Il est 20h43 et voilà que les lumières de la salle s'éteignent après quatre heures d'attente. Aujourd'hui, Isabelle avait un rendez-vous téléphonique important pour son travail et nous n'avons donc pu partir qu'en fin d'après-midi. Je sentais que June bouillait ; moi aussi, il faut le dire. Mais maintenant que nous y sommes, toute la colère s'en est allée ! J'attendais tellement ce moment que je sens déjà l'excitation grimper en moi. Dans le même temps, apparaît une station spatiale au-dessus de nous. Pardon ? Une station de spatiale ? AU-DESSUS DE NOUS ?

La qualité des écrans est si extraordinaire que, très vite, on a la sensation d'y être, dans cette station. Elle s'ouvre et nous laisse d'abord voir un magnifique ciel étoilé. En son centre, la Lune. Cette vue est simplement magnifique. Mes yeux me piquent d'émotion devant un tel spectacle. Devant le génie du groupe qui a pu penser à tout ça. Juste pour nous. Ils sont fous ! Ils sont complètement fous d'avoir imaginé un truc aussi beau ! 
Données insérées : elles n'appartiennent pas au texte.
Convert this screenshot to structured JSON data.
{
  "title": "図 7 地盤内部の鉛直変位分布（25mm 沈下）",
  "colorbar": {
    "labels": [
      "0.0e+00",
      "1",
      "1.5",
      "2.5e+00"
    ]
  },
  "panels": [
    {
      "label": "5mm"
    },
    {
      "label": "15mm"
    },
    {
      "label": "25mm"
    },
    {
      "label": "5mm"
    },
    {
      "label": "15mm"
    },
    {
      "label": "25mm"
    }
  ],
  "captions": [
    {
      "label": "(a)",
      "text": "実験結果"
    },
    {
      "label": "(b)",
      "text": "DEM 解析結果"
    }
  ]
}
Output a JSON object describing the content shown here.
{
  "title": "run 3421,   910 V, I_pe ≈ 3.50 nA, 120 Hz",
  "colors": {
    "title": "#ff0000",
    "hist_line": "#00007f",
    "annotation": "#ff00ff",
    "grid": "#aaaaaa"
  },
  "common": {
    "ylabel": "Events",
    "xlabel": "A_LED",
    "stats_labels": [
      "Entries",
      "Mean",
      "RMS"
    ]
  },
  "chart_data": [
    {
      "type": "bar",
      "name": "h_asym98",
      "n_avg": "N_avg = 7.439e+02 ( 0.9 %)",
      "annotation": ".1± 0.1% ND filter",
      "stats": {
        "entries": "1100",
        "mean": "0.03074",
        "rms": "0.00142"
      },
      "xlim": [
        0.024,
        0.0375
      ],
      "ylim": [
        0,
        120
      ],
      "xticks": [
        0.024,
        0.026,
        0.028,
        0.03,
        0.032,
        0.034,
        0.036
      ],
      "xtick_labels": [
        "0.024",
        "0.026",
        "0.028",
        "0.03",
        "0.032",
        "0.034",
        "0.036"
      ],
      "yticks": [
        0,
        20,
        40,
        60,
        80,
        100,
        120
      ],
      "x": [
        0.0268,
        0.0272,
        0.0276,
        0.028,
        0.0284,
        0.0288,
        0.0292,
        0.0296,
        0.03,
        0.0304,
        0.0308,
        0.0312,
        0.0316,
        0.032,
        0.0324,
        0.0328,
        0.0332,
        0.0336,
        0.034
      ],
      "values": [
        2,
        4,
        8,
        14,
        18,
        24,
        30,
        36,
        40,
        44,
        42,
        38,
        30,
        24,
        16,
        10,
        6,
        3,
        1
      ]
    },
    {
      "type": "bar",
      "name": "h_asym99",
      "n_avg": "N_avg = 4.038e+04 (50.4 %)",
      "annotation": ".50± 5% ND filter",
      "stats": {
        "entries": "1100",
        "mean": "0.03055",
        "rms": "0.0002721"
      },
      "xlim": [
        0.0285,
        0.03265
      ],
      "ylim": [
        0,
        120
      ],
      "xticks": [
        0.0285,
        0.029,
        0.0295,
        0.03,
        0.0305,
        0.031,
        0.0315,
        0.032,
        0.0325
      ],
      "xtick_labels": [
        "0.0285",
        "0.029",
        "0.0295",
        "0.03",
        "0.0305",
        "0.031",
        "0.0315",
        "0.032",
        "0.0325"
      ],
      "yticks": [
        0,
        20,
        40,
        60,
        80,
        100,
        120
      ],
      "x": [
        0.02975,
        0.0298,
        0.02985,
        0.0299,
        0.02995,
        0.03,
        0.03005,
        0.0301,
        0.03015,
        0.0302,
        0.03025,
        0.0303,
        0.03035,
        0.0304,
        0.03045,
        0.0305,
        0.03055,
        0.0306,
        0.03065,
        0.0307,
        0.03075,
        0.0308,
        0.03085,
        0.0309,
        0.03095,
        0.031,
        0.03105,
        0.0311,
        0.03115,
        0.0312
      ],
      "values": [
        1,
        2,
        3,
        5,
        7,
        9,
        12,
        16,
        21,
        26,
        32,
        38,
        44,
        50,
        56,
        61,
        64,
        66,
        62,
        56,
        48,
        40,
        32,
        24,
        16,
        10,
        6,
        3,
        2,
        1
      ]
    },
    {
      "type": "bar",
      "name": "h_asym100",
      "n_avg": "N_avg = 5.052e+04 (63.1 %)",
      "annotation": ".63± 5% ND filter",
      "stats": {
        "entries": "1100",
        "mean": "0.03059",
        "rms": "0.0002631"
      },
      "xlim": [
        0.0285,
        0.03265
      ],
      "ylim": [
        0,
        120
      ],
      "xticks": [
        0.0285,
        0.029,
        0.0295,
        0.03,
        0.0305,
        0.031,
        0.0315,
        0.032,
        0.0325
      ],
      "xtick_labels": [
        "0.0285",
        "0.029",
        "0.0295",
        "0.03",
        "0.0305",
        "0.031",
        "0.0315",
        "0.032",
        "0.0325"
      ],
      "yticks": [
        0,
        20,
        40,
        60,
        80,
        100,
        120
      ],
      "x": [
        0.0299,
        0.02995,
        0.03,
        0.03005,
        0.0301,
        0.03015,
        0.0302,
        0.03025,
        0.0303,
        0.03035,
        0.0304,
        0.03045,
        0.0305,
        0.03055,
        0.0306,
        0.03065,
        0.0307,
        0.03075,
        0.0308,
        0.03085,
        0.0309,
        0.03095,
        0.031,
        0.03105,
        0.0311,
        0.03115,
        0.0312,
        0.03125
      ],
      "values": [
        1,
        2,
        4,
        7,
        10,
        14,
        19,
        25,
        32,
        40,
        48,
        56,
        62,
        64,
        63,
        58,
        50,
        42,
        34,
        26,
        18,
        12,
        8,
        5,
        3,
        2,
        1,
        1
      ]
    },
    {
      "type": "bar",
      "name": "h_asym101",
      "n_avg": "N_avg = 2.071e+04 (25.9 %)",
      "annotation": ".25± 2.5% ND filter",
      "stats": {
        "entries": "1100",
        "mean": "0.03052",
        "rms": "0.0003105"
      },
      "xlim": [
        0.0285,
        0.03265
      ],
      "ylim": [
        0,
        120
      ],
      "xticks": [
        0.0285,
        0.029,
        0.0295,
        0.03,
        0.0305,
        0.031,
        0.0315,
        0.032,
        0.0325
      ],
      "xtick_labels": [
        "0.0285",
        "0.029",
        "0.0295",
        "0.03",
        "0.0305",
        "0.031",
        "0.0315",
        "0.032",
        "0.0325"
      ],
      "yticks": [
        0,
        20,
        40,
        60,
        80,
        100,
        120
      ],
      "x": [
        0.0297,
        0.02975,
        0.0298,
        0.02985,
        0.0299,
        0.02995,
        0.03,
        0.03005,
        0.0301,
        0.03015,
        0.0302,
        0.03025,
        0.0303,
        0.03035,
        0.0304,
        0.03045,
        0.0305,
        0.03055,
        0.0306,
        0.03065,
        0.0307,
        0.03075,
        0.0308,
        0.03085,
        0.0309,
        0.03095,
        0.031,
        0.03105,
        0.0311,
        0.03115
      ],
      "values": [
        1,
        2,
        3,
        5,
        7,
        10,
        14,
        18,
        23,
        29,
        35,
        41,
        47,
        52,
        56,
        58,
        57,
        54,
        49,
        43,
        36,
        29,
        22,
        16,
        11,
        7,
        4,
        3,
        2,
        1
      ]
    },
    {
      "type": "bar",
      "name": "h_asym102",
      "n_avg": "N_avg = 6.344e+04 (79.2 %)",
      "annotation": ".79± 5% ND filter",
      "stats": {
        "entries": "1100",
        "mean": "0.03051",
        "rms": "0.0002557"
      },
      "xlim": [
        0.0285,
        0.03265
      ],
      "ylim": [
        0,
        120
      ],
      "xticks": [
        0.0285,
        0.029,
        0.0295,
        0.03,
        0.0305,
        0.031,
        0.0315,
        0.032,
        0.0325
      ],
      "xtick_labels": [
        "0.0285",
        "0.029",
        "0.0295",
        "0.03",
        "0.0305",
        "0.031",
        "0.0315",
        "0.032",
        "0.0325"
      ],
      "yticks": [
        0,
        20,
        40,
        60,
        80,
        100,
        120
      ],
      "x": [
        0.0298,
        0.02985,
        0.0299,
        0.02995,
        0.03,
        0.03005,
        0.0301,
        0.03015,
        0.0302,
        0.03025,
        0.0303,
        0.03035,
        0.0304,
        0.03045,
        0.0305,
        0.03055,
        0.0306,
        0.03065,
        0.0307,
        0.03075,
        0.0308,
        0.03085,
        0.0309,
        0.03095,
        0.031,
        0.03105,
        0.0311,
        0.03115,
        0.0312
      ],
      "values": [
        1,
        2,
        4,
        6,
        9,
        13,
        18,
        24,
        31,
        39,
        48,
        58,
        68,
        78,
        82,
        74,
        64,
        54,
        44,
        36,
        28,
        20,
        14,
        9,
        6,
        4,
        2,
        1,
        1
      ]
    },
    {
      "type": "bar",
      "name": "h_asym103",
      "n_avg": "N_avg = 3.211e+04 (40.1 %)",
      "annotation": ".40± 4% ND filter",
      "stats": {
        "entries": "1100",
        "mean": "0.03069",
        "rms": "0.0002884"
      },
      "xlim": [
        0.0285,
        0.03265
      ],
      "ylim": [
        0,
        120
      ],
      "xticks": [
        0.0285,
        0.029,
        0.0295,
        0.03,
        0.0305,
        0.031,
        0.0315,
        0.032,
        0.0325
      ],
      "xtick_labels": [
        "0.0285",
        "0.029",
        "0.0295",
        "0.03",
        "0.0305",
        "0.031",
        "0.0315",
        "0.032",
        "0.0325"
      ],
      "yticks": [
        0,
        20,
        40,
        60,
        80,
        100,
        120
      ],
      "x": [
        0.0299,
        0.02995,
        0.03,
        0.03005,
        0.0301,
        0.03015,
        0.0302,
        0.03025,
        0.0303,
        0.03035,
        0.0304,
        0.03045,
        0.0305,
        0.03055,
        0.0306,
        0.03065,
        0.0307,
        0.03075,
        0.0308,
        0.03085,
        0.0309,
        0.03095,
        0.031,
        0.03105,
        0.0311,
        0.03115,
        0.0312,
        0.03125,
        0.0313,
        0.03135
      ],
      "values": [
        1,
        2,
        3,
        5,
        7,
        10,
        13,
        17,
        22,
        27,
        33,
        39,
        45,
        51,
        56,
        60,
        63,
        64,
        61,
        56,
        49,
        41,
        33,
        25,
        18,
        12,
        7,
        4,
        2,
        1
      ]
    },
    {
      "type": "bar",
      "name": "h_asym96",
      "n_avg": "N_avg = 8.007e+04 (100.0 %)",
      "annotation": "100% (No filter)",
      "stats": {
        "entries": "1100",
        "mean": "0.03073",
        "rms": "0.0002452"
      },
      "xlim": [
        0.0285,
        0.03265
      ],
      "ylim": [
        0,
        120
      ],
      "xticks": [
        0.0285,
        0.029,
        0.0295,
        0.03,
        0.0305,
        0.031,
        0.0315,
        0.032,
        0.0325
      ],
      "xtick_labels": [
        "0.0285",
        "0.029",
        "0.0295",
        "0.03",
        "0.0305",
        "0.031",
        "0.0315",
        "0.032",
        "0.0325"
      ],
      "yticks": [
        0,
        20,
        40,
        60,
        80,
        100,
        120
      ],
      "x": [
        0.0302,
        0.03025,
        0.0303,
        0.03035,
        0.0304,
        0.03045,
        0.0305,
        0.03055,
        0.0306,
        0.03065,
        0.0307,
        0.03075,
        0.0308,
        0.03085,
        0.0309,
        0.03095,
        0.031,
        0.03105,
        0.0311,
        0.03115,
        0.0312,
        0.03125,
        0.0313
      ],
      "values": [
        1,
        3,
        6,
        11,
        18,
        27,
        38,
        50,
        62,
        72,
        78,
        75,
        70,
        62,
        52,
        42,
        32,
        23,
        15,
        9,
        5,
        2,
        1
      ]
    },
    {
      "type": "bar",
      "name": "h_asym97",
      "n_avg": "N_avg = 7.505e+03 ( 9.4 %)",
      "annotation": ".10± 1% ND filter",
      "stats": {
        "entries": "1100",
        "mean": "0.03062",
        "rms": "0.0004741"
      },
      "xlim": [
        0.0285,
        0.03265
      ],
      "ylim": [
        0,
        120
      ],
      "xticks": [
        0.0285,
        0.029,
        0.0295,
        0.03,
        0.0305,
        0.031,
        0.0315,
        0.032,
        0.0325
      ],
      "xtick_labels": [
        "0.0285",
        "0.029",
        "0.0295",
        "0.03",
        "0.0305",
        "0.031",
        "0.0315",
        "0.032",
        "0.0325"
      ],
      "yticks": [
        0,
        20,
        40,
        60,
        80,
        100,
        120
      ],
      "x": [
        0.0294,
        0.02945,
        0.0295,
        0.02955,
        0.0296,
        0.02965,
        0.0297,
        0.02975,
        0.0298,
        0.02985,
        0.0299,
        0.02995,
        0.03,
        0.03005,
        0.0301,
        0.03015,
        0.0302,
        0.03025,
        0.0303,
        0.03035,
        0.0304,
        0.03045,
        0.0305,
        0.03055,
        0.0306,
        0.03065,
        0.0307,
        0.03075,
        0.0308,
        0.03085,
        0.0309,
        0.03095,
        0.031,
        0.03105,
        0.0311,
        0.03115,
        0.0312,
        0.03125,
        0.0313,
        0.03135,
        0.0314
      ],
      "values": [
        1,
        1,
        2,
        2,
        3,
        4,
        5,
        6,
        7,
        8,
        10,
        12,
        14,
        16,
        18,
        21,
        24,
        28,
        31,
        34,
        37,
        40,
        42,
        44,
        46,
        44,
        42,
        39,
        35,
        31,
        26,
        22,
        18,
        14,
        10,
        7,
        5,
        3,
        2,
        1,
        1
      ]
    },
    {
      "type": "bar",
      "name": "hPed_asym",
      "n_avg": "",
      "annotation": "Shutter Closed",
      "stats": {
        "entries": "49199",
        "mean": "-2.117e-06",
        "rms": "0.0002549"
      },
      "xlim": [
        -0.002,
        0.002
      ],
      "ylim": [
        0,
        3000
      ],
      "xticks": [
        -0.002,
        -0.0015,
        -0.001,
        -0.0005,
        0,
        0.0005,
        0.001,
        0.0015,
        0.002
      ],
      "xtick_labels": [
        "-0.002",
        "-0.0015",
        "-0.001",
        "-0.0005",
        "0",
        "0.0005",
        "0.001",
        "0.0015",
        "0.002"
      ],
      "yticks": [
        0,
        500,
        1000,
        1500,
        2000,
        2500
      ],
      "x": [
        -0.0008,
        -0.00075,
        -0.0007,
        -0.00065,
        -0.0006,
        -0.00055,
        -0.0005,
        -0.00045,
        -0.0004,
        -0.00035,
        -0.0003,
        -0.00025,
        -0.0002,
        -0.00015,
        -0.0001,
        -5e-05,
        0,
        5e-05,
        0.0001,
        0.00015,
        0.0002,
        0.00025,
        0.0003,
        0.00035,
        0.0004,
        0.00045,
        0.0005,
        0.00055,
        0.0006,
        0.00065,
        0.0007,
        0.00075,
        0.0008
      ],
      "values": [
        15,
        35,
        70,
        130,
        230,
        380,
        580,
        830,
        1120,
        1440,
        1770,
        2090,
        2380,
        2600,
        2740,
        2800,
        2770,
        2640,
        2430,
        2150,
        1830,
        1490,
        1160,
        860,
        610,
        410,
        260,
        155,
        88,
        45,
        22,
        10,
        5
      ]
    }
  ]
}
Enfin, le décollage ! Tout le Millésium se trouve dans cette station et s'envole pour l'espace. À travers le bruit que fait le moteur de ce vaisseau, un astronaute parle, comme si c'était à nous, les passagers, qu'il s'adressait.

Nous dépassons la Lune, puis Mars. Une musique de faible intensité se fait entendre de plus en plus. Jupiter, Saturne. Le public frappe dans ses mains au rythme de cette musique qui s'élève de plus en plus, dont le rythme accélère petit à petit. Mes mains deviennent moites, je suis en hypervigilance, dans l'attente que quelque chose vienne interrompre cette attente insoutenable.

La station prend de la vitesse, elle aussi. Puis retentissent enfin les premières notes de « Black Sky ». Mes yeux s'écarquillent lorsque quelques lumières illuminent la salle. Tel un enfant, sans doute. L'astronaute se fait toujours entendre, en fond. Puis je les vois. Tout le groupe est là, devant moi. Les images sur les écrans au-dessus de nous et derrière eux sont magnifiques. Ils sont tous sublimes. Mes sens sont saturés tellement il y a de choses à voir, à entendre et à ressentir.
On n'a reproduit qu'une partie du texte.